Performance macroéconomique
Tableau 1: Aperçu de quelques indicateurs macroéconomiques

Soutenue par l’augmentation des dépenses publiques liées à l’organisation de la Coupe d’Afrique des Nations de football, l’économie de la Côte d’Ivoire est restée solide, même si sa croissance s’est ralentie pour atteindre 6,2 pour cent en 2023, contre 6,9 pour cent en 2022. La baisse de la production du secteur du cacao, due principalement à de mauvaises conditions météorologiques, a freiné la croissance du secteur agricole. L’inflation moyenne est passée d’un niveau élevé de 5,2 pour cent en 2022 à 4,4 pour cent en 2023, suite à l’effet conjugué de la baisse des prix des denrées alimentaires et de l’augmentation des prix de l’énergie et des transports. En 2023, le solde budgétaire s’est amélioré, passant de -6,6 pour cent du PIB en 2022 à -5,2 pour cent, la croissance des recettes étant supérieure à celle des dépenses, tandis que la dette publique a poursuivi sa tendance haussière, passant de 55,3 pour cent du PIB en 2022 à 57,1 pour cent du PIB en 2023. Le solde du compte courant s’est également amélioré, passant de -7,7 pour cent du PIB en 2022 à -6 pour cent du PIB sur la période.
PERSPECTIVE
Selon les projections, l’économie ivoirienne devrait maintenir un rythme de croissance élevé de 6,1 pour cent en 2024, pour atteindre 6,4 pour cent en 2025. Cette croissance devrait principalement être soutenue par les investissements dans les infrastructures du secteur public et par l’augmentation des exportations du pétrole brut extrait des nouveaux gisements. Le taux d’inflation moyen devrait continuer à baisser en 2024 (3,8 %) et en 2025 (3,1 %), les prix des denrées alimentaires poursuivant leur tendance à la baisse.
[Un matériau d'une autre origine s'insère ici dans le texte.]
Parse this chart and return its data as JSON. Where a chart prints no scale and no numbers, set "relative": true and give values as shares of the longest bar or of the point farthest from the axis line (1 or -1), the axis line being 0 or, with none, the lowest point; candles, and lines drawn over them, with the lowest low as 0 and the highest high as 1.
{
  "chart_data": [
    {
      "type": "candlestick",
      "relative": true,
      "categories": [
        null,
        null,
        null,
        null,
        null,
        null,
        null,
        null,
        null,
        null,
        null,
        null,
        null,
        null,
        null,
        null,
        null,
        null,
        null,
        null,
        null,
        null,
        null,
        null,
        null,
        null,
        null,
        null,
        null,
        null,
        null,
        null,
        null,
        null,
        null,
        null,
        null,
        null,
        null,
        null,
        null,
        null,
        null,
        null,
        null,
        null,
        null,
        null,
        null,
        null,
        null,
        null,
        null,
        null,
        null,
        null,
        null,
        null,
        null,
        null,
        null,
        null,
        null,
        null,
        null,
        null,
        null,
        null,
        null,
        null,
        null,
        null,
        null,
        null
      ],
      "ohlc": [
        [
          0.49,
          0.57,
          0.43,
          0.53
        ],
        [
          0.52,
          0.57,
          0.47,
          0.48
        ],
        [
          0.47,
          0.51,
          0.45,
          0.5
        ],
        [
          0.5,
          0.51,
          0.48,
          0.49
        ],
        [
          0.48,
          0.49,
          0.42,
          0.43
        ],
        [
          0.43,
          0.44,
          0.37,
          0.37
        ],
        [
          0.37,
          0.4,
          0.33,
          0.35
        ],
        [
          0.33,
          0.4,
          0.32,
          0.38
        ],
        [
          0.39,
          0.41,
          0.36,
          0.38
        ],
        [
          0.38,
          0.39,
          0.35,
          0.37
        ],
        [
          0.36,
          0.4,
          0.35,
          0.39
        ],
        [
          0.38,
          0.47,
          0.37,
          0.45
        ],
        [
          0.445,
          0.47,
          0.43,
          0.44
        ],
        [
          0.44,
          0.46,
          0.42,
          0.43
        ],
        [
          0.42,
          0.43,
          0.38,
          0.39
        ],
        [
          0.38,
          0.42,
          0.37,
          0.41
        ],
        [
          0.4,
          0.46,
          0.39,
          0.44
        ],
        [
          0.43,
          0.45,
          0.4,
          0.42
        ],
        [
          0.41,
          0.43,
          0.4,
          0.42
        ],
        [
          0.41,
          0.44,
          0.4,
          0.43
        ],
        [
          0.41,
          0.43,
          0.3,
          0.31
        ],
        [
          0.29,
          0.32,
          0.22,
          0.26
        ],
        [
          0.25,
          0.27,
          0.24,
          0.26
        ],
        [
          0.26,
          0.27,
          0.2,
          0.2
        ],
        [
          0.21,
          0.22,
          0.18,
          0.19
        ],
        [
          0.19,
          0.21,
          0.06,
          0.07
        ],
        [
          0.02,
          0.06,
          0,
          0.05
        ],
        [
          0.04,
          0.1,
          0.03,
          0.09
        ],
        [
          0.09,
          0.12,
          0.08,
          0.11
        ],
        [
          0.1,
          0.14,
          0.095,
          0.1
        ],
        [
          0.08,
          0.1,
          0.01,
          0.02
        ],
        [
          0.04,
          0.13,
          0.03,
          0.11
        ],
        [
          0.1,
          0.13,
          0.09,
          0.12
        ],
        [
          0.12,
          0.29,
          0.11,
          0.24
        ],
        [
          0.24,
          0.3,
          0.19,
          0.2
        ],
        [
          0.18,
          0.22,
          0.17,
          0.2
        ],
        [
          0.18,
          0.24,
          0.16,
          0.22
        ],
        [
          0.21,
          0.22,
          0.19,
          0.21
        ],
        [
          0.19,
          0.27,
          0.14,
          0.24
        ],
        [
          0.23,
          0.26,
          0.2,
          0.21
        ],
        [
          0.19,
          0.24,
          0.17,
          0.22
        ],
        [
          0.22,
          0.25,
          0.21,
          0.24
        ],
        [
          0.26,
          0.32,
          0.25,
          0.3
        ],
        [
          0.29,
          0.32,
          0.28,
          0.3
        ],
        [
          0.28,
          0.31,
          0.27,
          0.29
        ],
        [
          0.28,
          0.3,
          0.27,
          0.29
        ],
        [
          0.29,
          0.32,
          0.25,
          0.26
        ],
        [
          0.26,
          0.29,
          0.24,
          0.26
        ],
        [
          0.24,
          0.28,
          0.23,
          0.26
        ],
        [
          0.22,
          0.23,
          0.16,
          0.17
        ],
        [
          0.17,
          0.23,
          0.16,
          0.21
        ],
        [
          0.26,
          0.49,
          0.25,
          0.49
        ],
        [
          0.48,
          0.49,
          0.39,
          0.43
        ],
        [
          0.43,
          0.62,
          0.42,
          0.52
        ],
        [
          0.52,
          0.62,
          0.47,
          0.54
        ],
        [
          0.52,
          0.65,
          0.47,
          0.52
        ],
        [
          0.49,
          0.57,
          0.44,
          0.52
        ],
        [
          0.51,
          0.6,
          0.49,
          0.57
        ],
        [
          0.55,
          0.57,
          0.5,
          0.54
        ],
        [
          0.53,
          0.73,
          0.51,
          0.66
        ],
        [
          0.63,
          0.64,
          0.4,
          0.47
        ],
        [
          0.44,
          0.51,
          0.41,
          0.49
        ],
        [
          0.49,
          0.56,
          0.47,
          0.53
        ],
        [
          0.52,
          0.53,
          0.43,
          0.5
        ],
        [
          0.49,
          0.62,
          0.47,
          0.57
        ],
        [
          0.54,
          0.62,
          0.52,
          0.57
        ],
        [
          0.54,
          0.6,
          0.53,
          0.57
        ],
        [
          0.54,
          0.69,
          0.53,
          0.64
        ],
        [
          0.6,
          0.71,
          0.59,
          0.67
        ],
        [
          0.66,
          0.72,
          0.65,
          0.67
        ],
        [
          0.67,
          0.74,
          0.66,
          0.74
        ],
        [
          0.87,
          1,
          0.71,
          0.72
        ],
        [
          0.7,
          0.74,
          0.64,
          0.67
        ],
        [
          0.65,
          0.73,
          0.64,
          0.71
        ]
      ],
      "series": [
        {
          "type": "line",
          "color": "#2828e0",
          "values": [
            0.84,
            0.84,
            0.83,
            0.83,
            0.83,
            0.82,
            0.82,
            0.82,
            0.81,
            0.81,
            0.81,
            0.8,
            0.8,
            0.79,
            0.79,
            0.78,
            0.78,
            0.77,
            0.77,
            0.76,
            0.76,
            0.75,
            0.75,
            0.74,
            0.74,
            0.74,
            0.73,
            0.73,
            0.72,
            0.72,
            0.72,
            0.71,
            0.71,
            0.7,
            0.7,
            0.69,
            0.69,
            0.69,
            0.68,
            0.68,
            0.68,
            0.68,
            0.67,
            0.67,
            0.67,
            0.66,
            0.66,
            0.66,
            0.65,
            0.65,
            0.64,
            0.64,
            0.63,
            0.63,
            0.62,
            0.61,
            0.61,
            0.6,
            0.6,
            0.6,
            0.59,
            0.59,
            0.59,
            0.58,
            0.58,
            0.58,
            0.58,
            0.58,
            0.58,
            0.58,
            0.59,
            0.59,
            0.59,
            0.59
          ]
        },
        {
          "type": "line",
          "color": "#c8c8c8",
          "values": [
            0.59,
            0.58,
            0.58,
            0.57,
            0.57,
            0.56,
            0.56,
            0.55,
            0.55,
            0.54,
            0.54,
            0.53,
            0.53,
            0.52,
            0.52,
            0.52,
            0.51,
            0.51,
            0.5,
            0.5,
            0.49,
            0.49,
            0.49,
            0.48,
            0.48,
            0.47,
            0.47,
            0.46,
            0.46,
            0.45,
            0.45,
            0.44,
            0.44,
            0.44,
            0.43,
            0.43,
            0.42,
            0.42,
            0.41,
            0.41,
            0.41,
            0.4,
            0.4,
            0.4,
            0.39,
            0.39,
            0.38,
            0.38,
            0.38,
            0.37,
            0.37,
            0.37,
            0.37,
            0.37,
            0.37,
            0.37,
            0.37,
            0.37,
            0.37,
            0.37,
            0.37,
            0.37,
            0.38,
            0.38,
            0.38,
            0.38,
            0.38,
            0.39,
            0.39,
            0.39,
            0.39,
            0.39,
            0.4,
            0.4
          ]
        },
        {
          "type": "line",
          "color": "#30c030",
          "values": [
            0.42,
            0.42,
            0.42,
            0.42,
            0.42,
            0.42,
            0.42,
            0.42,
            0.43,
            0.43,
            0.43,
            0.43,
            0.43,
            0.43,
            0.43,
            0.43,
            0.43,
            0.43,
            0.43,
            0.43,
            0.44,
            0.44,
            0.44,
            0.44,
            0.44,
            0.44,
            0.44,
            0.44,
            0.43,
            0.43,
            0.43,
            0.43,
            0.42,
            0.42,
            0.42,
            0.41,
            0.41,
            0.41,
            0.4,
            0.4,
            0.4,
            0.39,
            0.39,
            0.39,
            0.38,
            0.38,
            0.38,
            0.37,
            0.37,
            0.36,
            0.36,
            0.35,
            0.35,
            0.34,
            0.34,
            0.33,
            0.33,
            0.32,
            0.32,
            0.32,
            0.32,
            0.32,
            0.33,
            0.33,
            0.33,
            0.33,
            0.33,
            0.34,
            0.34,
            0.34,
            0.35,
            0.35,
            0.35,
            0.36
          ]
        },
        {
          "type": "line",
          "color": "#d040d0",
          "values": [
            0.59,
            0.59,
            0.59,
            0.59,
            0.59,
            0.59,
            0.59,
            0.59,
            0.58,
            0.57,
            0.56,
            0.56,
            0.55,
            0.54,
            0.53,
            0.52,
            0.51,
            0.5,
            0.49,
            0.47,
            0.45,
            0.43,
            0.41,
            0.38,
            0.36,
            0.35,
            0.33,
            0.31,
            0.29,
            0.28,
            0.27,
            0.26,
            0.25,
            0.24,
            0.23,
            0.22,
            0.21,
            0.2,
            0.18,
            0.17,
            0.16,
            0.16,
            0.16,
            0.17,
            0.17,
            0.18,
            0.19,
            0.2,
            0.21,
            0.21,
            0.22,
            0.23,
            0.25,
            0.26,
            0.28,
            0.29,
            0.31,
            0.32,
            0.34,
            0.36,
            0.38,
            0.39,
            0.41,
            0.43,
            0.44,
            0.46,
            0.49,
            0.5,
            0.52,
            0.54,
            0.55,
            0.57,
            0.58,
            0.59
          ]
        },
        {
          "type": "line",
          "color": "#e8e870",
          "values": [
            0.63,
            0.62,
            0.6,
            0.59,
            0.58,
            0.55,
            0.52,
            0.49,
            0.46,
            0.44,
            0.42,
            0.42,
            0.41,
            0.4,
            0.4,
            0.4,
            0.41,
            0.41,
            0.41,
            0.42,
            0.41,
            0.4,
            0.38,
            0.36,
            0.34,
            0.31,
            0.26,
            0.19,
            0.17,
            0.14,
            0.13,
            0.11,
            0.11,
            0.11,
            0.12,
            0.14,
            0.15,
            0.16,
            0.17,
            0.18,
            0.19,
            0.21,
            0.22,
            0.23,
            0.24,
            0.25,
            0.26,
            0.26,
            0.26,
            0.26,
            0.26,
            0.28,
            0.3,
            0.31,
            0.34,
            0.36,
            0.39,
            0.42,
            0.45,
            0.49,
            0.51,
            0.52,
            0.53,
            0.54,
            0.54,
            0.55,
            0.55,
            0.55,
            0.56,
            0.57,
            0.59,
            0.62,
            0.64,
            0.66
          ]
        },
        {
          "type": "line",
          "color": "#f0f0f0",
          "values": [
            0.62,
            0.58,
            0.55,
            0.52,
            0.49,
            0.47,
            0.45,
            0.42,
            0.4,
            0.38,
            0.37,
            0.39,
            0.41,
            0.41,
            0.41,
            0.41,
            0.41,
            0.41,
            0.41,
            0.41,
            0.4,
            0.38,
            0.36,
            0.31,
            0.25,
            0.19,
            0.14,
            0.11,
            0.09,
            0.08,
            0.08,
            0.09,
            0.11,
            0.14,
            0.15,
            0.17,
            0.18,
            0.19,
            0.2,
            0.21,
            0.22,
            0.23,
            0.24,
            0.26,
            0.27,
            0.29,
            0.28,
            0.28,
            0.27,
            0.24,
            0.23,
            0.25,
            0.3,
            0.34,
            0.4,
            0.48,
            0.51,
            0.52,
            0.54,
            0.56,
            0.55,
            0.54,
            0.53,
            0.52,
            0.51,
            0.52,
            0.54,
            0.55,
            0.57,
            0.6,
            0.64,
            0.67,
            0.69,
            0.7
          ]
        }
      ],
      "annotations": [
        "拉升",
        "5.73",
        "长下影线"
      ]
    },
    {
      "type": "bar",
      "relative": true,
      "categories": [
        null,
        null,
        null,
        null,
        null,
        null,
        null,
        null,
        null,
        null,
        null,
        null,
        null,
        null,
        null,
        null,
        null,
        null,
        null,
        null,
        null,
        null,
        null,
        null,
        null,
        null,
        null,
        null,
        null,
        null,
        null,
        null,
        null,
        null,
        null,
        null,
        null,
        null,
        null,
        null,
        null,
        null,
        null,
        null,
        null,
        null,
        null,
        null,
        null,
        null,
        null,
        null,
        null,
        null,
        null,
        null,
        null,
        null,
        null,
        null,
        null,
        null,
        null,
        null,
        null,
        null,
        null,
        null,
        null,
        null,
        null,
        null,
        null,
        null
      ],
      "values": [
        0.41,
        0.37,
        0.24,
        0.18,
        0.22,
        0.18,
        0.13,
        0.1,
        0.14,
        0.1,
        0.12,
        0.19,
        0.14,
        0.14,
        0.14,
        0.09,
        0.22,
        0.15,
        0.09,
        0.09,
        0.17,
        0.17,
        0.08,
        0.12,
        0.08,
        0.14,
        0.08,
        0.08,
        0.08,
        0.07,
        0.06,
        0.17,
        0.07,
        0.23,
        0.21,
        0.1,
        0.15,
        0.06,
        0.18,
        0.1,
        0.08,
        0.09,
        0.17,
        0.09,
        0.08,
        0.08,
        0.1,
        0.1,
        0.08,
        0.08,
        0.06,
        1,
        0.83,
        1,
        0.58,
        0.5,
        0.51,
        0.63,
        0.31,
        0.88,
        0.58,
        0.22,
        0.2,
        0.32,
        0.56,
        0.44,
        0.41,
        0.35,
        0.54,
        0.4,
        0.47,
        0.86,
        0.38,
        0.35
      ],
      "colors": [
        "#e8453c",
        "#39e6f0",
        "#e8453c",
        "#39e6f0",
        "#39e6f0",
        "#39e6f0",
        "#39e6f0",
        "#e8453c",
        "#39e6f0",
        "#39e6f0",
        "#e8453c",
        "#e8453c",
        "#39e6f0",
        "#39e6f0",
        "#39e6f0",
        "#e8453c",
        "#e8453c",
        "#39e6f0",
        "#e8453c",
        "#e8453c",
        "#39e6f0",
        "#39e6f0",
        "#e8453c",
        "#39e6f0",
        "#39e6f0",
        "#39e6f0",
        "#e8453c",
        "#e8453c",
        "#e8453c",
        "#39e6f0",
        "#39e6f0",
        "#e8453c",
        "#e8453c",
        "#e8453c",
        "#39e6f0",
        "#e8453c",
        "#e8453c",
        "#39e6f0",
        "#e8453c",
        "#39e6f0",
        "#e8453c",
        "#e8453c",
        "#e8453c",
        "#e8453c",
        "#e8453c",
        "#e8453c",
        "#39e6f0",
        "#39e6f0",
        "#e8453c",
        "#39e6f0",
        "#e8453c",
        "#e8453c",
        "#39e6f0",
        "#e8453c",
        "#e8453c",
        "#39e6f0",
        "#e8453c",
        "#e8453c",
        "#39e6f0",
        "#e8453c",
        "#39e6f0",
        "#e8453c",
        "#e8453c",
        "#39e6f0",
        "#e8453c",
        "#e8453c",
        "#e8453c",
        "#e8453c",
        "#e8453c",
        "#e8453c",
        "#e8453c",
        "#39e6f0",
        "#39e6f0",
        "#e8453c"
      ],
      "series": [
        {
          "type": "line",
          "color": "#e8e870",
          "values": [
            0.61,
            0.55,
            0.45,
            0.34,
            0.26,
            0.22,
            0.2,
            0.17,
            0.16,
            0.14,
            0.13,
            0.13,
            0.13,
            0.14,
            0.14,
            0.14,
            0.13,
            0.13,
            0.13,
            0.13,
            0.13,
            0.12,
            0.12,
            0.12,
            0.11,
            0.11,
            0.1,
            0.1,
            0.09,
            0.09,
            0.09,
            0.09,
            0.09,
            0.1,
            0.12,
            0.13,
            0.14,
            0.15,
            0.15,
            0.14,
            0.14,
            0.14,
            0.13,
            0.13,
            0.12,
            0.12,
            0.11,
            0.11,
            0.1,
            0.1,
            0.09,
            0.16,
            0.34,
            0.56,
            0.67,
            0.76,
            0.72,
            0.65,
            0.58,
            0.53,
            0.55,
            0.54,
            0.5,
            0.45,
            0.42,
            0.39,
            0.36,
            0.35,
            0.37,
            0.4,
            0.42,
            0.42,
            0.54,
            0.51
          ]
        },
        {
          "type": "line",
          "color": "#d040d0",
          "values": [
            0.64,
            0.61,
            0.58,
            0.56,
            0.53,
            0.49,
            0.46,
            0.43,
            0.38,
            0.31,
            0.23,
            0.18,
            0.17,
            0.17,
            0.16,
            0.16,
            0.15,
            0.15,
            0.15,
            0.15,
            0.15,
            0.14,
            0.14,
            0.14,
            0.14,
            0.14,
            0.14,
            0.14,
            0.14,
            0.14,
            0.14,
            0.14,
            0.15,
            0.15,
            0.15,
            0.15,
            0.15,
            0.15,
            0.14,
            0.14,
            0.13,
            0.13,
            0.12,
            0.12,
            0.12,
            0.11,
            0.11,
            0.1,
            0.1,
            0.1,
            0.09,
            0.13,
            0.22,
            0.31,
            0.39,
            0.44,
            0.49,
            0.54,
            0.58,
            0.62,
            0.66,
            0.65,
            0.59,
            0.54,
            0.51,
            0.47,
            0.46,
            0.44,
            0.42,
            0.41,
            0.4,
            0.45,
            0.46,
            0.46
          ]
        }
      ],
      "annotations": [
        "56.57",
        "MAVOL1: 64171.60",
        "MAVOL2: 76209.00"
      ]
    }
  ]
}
Le solde budgétaire devrait s’améliorera pour atteindre -4,0 pour cent du PIB en 2024, puis -3,0 pour cent du PIB en 2025, du fait des efforts d’assainissement budgétaire déployés par le gouvernement après l’organisation de la Coupe d’Afrique des Nations. Le ratio dette/PIB devrait augmenter légèrement pour atteindre 57,7 pour cent en 2024, avant de redescendre à 56,9 pour cent en 2025. Le solde du compte courant devrait s’améliorer pour atteindre -4,5 pour cent du PIB en 2024, puis -3 pour cent du PIB en 2025, grâce à l’amélioration des exportations (en particulier de pétrole brut), à des contrats à terme reflétant la situation du marché du cacao en 2024 et 2025, et à la réduction des importations.
DÉFIS À RELEVER
La production de cacao sera également affectée par de mauvaises précipitations, ce qui pourrait compromettre l’amélioration du solde du compte courant et des finances publiques ainsi que la croissance globale du PIB. L’insécurité reste également un risque majeur, notamment en raison des attaques d’insurgés des voisins du nord du pays dans la région du Sahel. Si ce risque se matérialise, les dépenses liées à la sécurité augmenteront, perturbant les efforts d’assainissement budgétaire ce qui entrainerait une baisse de la production agricole dans le nord du pays.